Did you know only 1 in 4 Americans believes sales professionals are credible in what they say and do? Poor personal experience with a sales rep surely contributes to this dismal number. You can likely recall instances when you suspected the salesperson you were about to do business with was a fraud. Maybe the person gave conflicting answers to your questions. Or maybe they only took your calls after hours. When your Spidey-sense told you something was wrong, you probably checked out the person online. Based on what you found, you may have passed on that rep and what they were selling because of their low sales credibility.
In the age of instantly available information, you behaved like any buyer. These days, buyers don’t wait to get a call or visit from a sales professional. They research sales reps online before they reach out. If they don’t find enough information, or they stumble onto information that should have been kept private, they’ll move on.
Your LinkedIn profile makes your first impression on buyers
Our research shows that 65% of prospects check out a sales rep’s LinkedIn profile, view their social media posts or do a Google search before they meet with them for the first time. When a prospect looks at your digital footprint, what are they likely to find? You don’t want them coming across inconsistencies that will make them wonder if you are who you say you are.
Not long ago, a sales rep emailed me to pitch a product my company was interested in. Let’s call him Jake D. I briefly researched him on LinkedIn, and then another project diverted my attention. When the rep followed up and scheduled a meeting, I checked his LinkedIn profile again and noticed his name had changed. I wondered if autocorrect had been the issue. Unimpressed by his attention to detail, I dug deeper and found Jake D. wasn’t working in the job he claimed to be in. His profile also showed he’d spent 13 years running his own consulting firm. During that time, he claimed to have worked with a couple of companies I was familiar with as clients. But the results of my Google search turned up press releases showing he’d been an employee at these companies. Those online discrepancies raised too many red flags. I couldn’t tell what was true about this salesperson. I canceled the meeting we had scheduled and still have not done any business with the rep or his company.
Don’t let doubts about your professionalism enter your prospects’ minds. You can prevent that from happening by reviewing your LinkedIn profile every six months. During your review, consider the details from the perspective of your next customer, because that is who you want to impress. In other words, craft your LinkedIn profile for your next customer instead of your next boss.
Update your profile with your latest certifications and accomplishments. Prospects like to do business with go-getters who keep their skills sharp. Post any articles you’ve written that relate to your prospects’ industry to your LinkedIn page. Mark these articles with a hashtag to make them easy to find on Google and in social channels.
Social media audit from the buyer’s perspective
Your curious prospects aren’t likely to limit their online research to LinkedIn. They’ll move on to other social sites. We’ve all done things we’re not proud of. Back in the day, only a few of our closest friends knew about these gaffes. Now, every moment is memorialized on social media. Many people use social media to brag about their latest escapades. Do those images enhance the sales credibility you’re hoping to achieve?
Decide how you want prospects to see you. Remove images and posts that don’t match your goals. If one of your friends has posted a not-so-flattering image and tagged you, ask them to take it down. Make it a point to regularly conduct a social media audit on yourself, so you can remove problematic content before prospects see it.
Don’t forget that it is equally important to reflect positive content on your social sites. Has someone captured images or videos of you speaking at industry conferences that matter to your prospective buyers? Mark your calendar to review your activity on a monthly basis, and update your sites.

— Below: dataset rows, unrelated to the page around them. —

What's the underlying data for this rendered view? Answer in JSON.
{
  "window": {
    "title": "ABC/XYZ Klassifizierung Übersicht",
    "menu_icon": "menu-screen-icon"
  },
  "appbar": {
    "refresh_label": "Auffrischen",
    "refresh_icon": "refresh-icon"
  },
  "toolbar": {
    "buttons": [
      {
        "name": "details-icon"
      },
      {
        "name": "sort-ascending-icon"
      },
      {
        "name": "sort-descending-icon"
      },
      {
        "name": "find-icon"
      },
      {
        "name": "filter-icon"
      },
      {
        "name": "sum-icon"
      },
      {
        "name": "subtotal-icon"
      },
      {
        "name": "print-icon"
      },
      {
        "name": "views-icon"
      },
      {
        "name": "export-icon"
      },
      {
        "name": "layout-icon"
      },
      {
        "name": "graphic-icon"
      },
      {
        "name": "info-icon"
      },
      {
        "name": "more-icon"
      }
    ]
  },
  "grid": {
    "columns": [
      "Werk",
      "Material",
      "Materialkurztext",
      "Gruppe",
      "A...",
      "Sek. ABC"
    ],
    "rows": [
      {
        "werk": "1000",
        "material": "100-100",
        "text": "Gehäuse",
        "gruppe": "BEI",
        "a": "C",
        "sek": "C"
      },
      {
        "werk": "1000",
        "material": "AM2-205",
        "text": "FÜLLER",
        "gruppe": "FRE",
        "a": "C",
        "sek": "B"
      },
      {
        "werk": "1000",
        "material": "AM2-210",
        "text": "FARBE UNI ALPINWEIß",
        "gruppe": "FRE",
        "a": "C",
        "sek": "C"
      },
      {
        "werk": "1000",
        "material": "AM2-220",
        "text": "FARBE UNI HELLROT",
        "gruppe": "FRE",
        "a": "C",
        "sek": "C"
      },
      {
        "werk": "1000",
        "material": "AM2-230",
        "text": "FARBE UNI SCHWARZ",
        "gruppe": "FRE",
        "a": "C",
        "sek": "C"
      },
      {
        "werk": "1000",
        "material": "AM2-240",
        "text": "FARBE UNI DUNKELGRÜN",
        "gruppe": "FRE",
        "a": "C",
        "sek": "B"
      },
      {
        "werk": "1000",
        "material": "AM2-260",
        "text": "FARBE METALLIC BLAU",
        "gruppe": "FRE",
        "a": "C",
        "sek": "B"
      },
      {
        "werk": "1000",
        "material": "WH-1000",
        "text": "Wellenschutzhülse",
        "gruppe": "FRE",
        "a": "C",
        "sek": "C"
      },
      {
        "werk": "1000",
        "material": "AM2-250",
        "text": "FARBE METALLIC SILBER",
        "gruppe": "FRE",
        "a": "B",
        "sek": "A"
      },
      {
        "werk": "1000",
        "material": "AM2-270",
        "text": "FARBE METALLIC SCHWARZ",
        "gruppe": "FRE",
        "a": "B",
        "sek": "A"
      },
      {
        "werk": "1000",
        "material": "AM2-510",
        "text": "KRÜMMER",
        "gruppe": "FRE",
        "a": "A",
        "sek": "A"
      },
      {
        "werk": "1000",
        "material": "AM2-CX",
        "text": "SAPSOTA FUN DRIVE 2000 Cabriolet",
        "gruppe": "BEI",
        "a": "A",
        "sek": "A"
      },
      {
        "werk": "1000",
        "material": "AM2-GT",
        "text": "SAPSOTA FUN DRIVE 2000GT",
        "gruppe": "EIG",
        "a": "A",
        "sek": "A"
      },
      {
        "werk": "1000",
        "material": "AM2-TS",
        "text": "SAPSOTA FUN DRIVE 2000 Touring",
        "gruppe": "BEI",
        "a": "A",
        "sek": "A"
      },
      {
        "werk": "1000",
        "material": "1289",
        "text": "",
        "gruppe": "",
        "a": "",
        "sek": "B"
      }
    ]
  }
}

Making this kind of content public and findable by search engines adds to your credibility.
Commit to a content-production schedule with SEO in mind
Our research shows that only 17% of sales professionals have authored posts or articles related to their clients’ line of business. Prospects are always online these days. Of the 1,000+ small business leaders we surveyed, 25% have watched a video podcast related to their industry in the last year, while 17% have listened to an audio podcast. This curiosity marks an opportunity for you to present yourself as a thought leader.
Whether you create content once or twice a week, commit to a schedule. Don’t be discouraged if few leads come your way at first. Content has a long shelf life. I authored an article not long ago for a pharmaceutical publication. A year later, I still get inquiries from prospects who read the article. If I hadn’t written that article, my digital footprint would be much smaller. The more quality content you produce, especially if it contains data and insights from industry leaders, the more credibility you’ll gain.
Buyers are hungry for information they can use to educate themselves before they reach out to a seller. They’ll search online, and if you want them to find your content, invest in the help of an SEO service to develop a strategy that will match popular search terms. At my company, we committed to changing our content strategy with the goal of having our website appear on the first page of search engine results. After several months of consistently posting content that contained the right keywords, we achieved our goal and attracted more traffic.
Prospects have many vendors to choose from. If you want them to notice you, expand your digital footprint to one that reflects the image you want to project. When prospects can find you online, your credibility increases, along with the chance that they’ll do business with you.